Ah... sim, mas para mim é. Claro tem um conjunto que vende o Fasano. Mas a gastronomia é a arte! Outro dia, estávamos falando sobre a importância da arquitetura nas casas do grupo. Ele dizia que é tudo é uma questão de conjunto, que oferecemos um pacote. E aí eu brinquei com ele: "Rogério, o que lhe dá dinheiro, os tijolos ou a comidinha que chega à mesa dos clientes?", e ele sempre insiste em responder: "é o conjunto das coisas..." [risos]

O Fasano está com um menu-degustação cujas receitas levam trufa. Por que neste ano a safra de trufas brancas foi tardia?
Porque a trufa é resultado do microclima das regiões em que nasce. Como o verão na Itália foi muito quente e seco, elas demoraram para aparecer. Mas por outro lado pode esperar uma safra fantástica de vinhos.

E quanto custou, em média, o quilo da trufa?
Compramos três safras a R$ 15 mil, o quilo, em média. Não é uma coisa baratinha, né?

Qual o tamanho e a textura de uma trufa ideal?
O tamanho é o que servimos nas casas do grupo Fasano, de 150 g a 200 g. A textura não pode estar mole. Quando fica úmida e escura é porque está velha.
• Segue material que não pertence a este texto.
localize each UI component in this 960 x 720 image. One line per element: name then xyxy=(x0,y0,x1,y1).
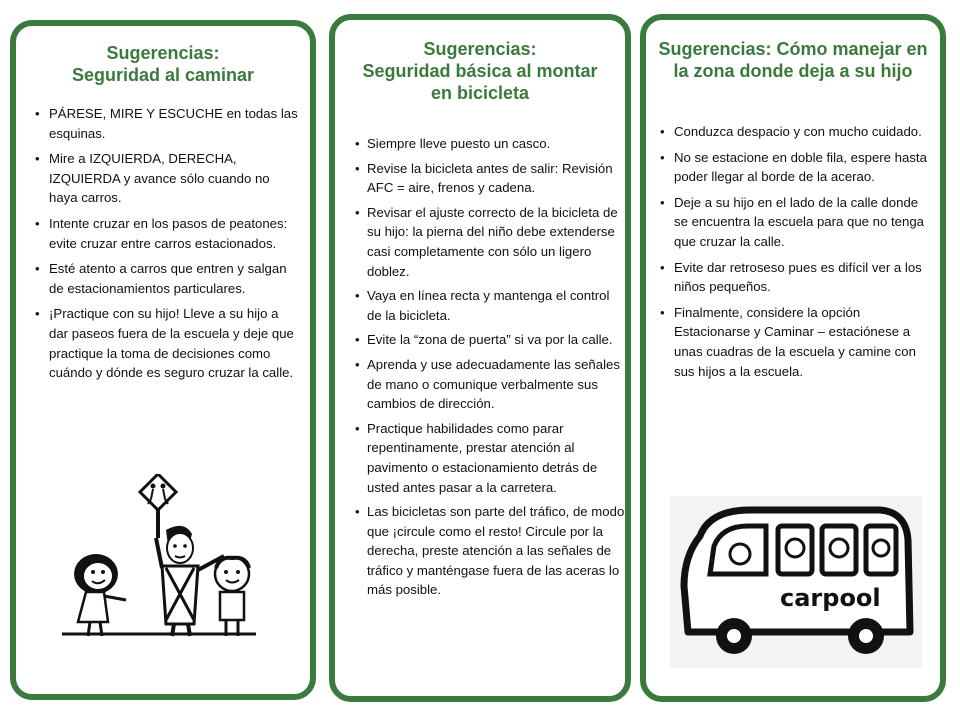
list-item: • Aprenda y use adecuadamente las señales de mano o comunique verbalmente sus cambios de dirección. xyxy=(355,356,620,412)
driving-tips-list xyxy=(660,122,932,387)
title-line-1: Sugerencias: xyxy=(423,39,537,59)
list-item: • Finalmente, considere la opción Estacionarse y Caminar – estaciónese a unas cuadras de la escuela y camine con sus hijos a la escuela. xyxy=(660,303,932,381)
carpool-label: carpool xyxy=(780,584,881,612)
walking-tips-list xyxy=(35,104,301,389)
list-item: • Mire a IZQUIERDA, DERECHA, IZQUIERDA y avance sólo cuando no haya carros. xyxy=(35,149,301,208)
list-item: • Esté atento a carros que entren y salgan de estacionamientos particulares. xyxy=(35,259,301,298)
list-item: • Intente cruzar en los pasos de peatones: evite cruzar entre carros estacionados. xyxy=(35,214,301,253)
panel-title xyxy=(341,38,619,104)
crossing-guard-figure xyxy=(156,526,224,636)
panel-bicycle-safety xyxy=(329,14,631,702)
list-item: • Revisar el ajuste correcto de la bicicleta de su hijo: la pierna del niño debe extenderse casi completamente con sólo un ligero doblez. xyxy=(355,204,618,279)
list-item: • Practique habilidades como parar repentinamente, prestar atención al pavimento o estacionamiento detrás de usted antes pasar a la carretera. xyxy=(355,420,598,495)
list-item: • PÁRESE, MIRE Y ESCUCHE en todas las esquinas. xyxy=(35,104,301,143)
title-line-1: Sugerencias: xyxy=(106,43,220,63)
list-item: • ¡Practique con su hijo! Lleve a su hijo a dar paseos fuera de la escuela y deje que practique la toma de decisiones como cuándo y dónde es seguro cruzar la calle. xyxy=(35,304,301,382)
carpool-bus-illustration xyxy=(670,496,922,668)
list-item: • Vaya en línea recta y mantenga el control de la bicicleta. xyxy=(355,288,610,323)
title-line-2: Seguridad básica al montar xyxy=(362,61,598,81)
list-item: • No se estacione en doble fila, espere hasta poder llegar al borde de la acerao. xyxy=(660,148,932,187)
bicycle-tips-list xyxy=(355,134,625,605)
girl-figure xyxy=(74,554,126,636)
list-item: • Deje a su hijo en el lado de la calle donde se encuentra la escuela para que no tenga que cruzar la calle. xyxy=(660,193,932,252)
title-line-3: en bicicleta xyxy=(430,83,530,103)
title-line-2: Seguridad al caminar xyxy=(71,65,255,85)
panel-title xyxy=(652,38,934,82)
list-item: • Revise la bicicleta antes de salir: Revisión AFC = aire, frenos y cadena. xyxy=(355,160,613,196)
list-item: • Evite la “zona de puerta” si va por la calle. xyxy=(355,332,613,348)
title-line-2: la zona donde deja a su hijo xyxy=(673,61,913,81)
list-item: • Siempre lleve puesto un casco. xyxy=(355,136,551,151)
boy-figure xyxy=(215,557,249,636)
title-line-1: Sugerencias: Cómo manejar en xyxy=(658,39,928,59)
panel-title xyxy=(22,42,304,86)
list-item: • Evite dar retroseso pues es difícil ver a los niños pequeños. xyxy=(660,258,932,297)
crossing-guard-illustration xyxy=(56,474,266,650)
list-item: • Las bicicletas son parte del tráfico, de modo que ¡circule como el resto! Circule por la derecha, preste atención a las señales de tráfico y manténgase fuera de las aceras lo más posible. xyxy=(355,504,625,598)
list-item: • Conduzca despacio y con mucho cuidado. xyxy=(660,122,932,142)
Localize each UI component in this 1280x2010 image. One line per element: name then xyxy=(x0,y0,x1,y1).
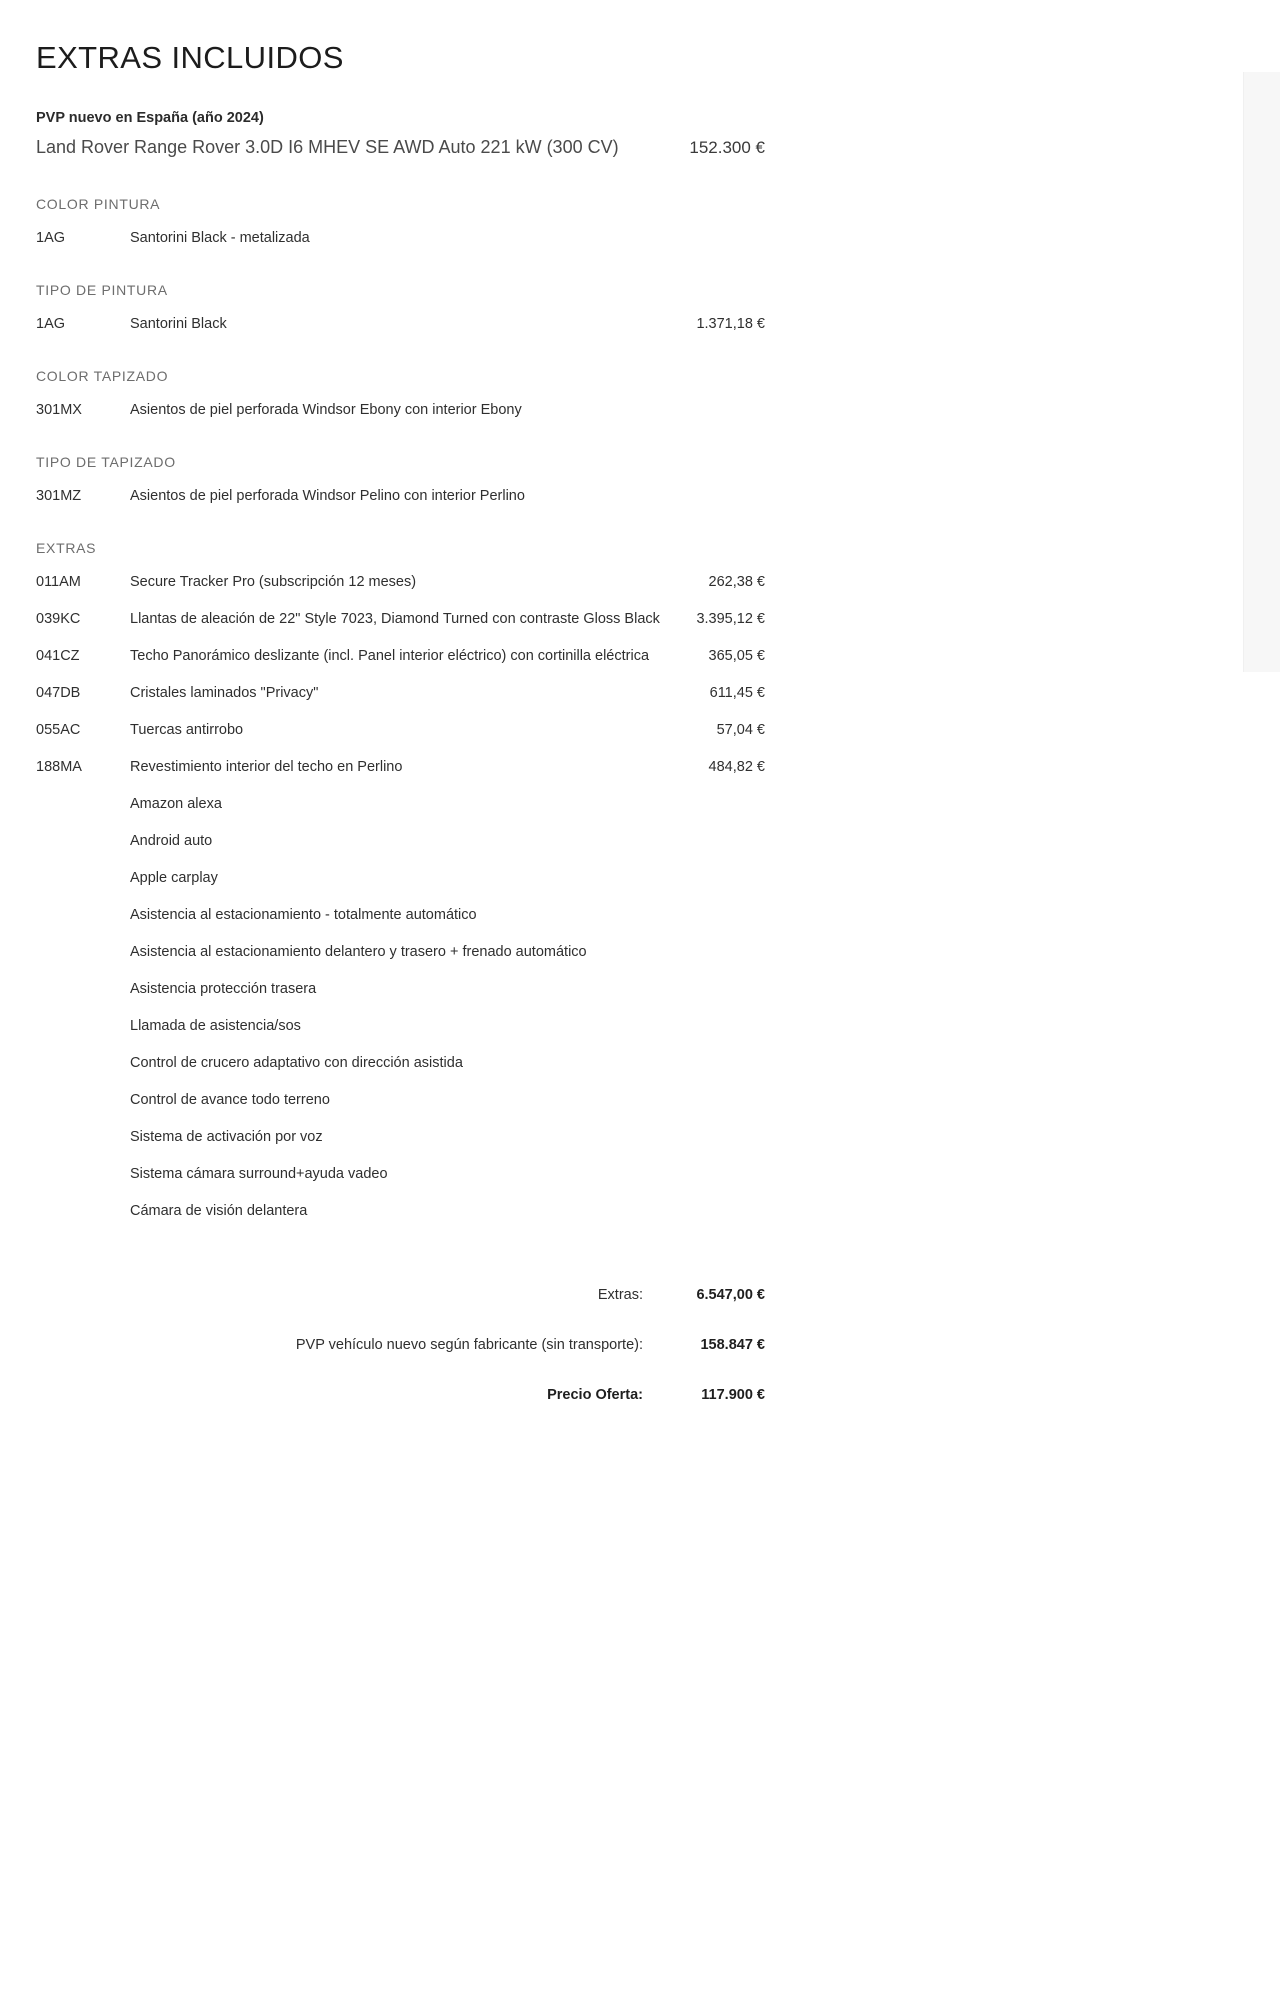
total-value: 6.547,00 € xyxy=(696,1286,765,1303)
spec-line xyxy=(36,1129,765,1145)
spec-line xyxy=(36,722,765,738)
spec-description: Asientos de piel perforada Windsor Ebony con interior Ebony xyxy=(130,401,522,418)
spec-code: 301MZ xyxy=(36,487,82,504)
spec-line xyxy=(36,1166,765,1182)
spec-code: 041CZ xyxy=(36,647,80,664)
spec-line xyxy=(36,870,765,886)
spec-description: Santorini Black - metalizada xyxy=(130,229,310,246)
spec-description: Asistencia protección trasera xyxy=(130,980,317,997)
spec-amount: 57,04 € xyxy=(716,721,765,738)
section-title: TIPO DE PINTURA xyxy=(36,281,168,298)
spec-code: 011AM xyxy=(36,573,81,590)
spec-line xyxy=(36,611,765,627)
spec-description: Techo Panorámico deslizante (incl. Panel interior eléctrico) con cortinilla eléctrica xyxy=(130,647,650,664)
spec-description: Asientos de piel perforada Windsor Pelino con interior Perlino xyxy=(130,487,525,504)
spec-amount: 484,82 € xyxy=(708,758,765,775)
spec-description: Tuercas antirrobo xyxy=(130,721,244,738)
spec-line xyxy=(36,316,765,332)
page-title: EXTRAS INCLUIDOS xyxy=(36,40,344,75)
spec-sections xyxy=(36,196,765,504)
model-price: 152.300 € xyxy=(689,138,765,157)
right-side-panel xyxy=(1243,72,1280,672)
spec-description: Asistencia al estacionamiento - totalmente automático xyxy=(130,906,477,923)
spec-description: Llamada de asistencia/sos xyxy=(130,1017,301,1034)
spec-amount: 1.371,18 € xyxy=(696,315,765,332)
spec-line xyxy=(36,685,765,701)
section-title: COLOR TAPIZADO xyxy=(36,367,169,384)
spec-description: Llantas de aleación de 22" Style 7023, Diamond Turned con contraste Gloss Black xyxy=(130,610,660,627)
spec-code: 188MA xyxy=(36,758,82,775)
spec-description: Control de crucero adaptativo con dirección asistida xyxy=(130,1054,463,1071)
total-value: 158.847 € xyxy=(700,1336,765,1353)
total-row xyxy=(36,1337,765,1353)
spec-line xyxy=(36,230,765,246)
spec-line xyxy=(36,648,765,664)
spec-amount: 3.395,12 € xyxy=(696,610,765,627)
spec-description: Cristales laminados "Privacy" xyxy=(130,684,319,701)
spec-line xyxy=(36,488,765,504)
model-row xyxy=(36,136,765,160)
spec-line xyxy=(36,1092,765,1108)
spec-line xyxy=(36,402,765,418)
spec-description: Control de avance todo terreno xyxy=(130,1091,330,1108)
spec-line xyxy=(36,1055,765,1071)
totals-block xyxy=(36,1287,765,1403)
total-label: PVP vehículo nuevo según fabricante (sin transporte): xyxy=(295,1336,643,1353)
spec-description: Sistema cámara surround+ayuda vadeo xyxy=(130,1165,388,1182)
spec-amount: 611,45 € xyxy=(709,684,765,701)
spec-description: Apple carplay xyxy=(130,869,218,886)
spec-line xyxy=(36,1203,765,1219)
spec-amount: 262,38 € xyxy=(708,573,765,590)
spec-code: 301MX xyxy=(36,401,82,418)
total-label: Extras: xyxy=(597,1286,643,1303)
spec-line xyxy=(36,833,765,849)
spec-description: Santorini Black xyxy=(130,315,227,332)
spec-line xyxy=(36,759,765,775)
spec-code: 039KC xyxy=(36,610,81,627)
total-row xyxy=(36,1387,765,1403)
spec-description: Android auto xyxy=(130,832,213,849)
spec-line xyxy=(36,574,765,590)
spec-description: Revestimiento interior del techo en Perlino xyxy=(130,758,403,775)
spec-code: 1AG xyxy=(36,315,66,332)
extras-list xyxy=(36,574,765,1219)
spec-code: 047DB xyxy=(36,684,81,701)
spec-code: 055AC xyxy=(36,721,81,738)
spec-line xyxy=(36,796,765,812)
pvp-label: PVP nuevo en España (año 2024) xyxy=(36,110,264,126)
spec-line xyxy=(36,1018,765,1034)
spec-amount: 365,05 € xyxy=(708,647,765,664)
spec-line xyxy=(36,907,765,923)
total-label: Precio Oferta: xyxy=(547,1386,643,1403)
spec-code: 1AG xyxy=(36,229,66,246)
spec-description: Cámara de visión delantera xyxy=(130,1202,308,1219)
section-title: COLOR PINTURA xyxy=(36,195,161,212)
spec-line xyxy=(36,944,765,960)
spec-description: Asistencia al estacionamiento delantero y trasero + frenado automático xyxy=(130,943,587,960)
section-title: TIPO DE TAPIZADO xyxy=(36,453,176,470)
spec-line xyxy=(36,981,765,997)
spec-description: Amazon alexa xyxy=(130,795,222,812)
section-title-extras: EXTRAS xyxy=(36,539,97,556)
total-row xyxy=(36,1287,765,1303)
spec-description: Secure Tracker Pro (subscripción 12 meses) xyxy=(130,573,417,590)
total-value: 117.900 € xyxy=(701,1386,765,1403)
model-name: Land Rover Range Rover 3.0D I6 MHEV SE AWD Auto 221 kW (300 CV) xyxy=(36,137,619,157)
spec-description: Sistema de activación por voz xyxy=(130,1128,323,1145)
Qual a melhor região produtora?
Alba, na Itália. De lá vêm as melhores. Mas na Toscana e na Úmbria também existem das boas.

E porque são tão caras?
É um produto que temos durante um período muito curto do ano. Da caça ao consumo são, no máximo, quatro dias. Elas perdem umidade e peso muito rápido e, como é caro, tem que vender rápido. E temos que ressaltar o charme! Você se apaixona pela trufa! Nunca, nunca esquece aquele aroma. Tem aqueles produtos, óleos, azeites trufados, pastas... são todos horríveis. A trufa verdadeira é outra coisa.

Quais os princípios básicos da trufa na cozinha?
Não exagerar. Vai fazer um ovo com trufa? O ovo tem que ficar com o aroma da trufa e não o contrário. Outra coisa, sempre usá-la crua.

Já caçou trufas?
Acordar cedo, no frio, com neblina e ainda correr o risco de uma caçada frustrada? Prefiro quando elas chegam fresquinhas na cozinha!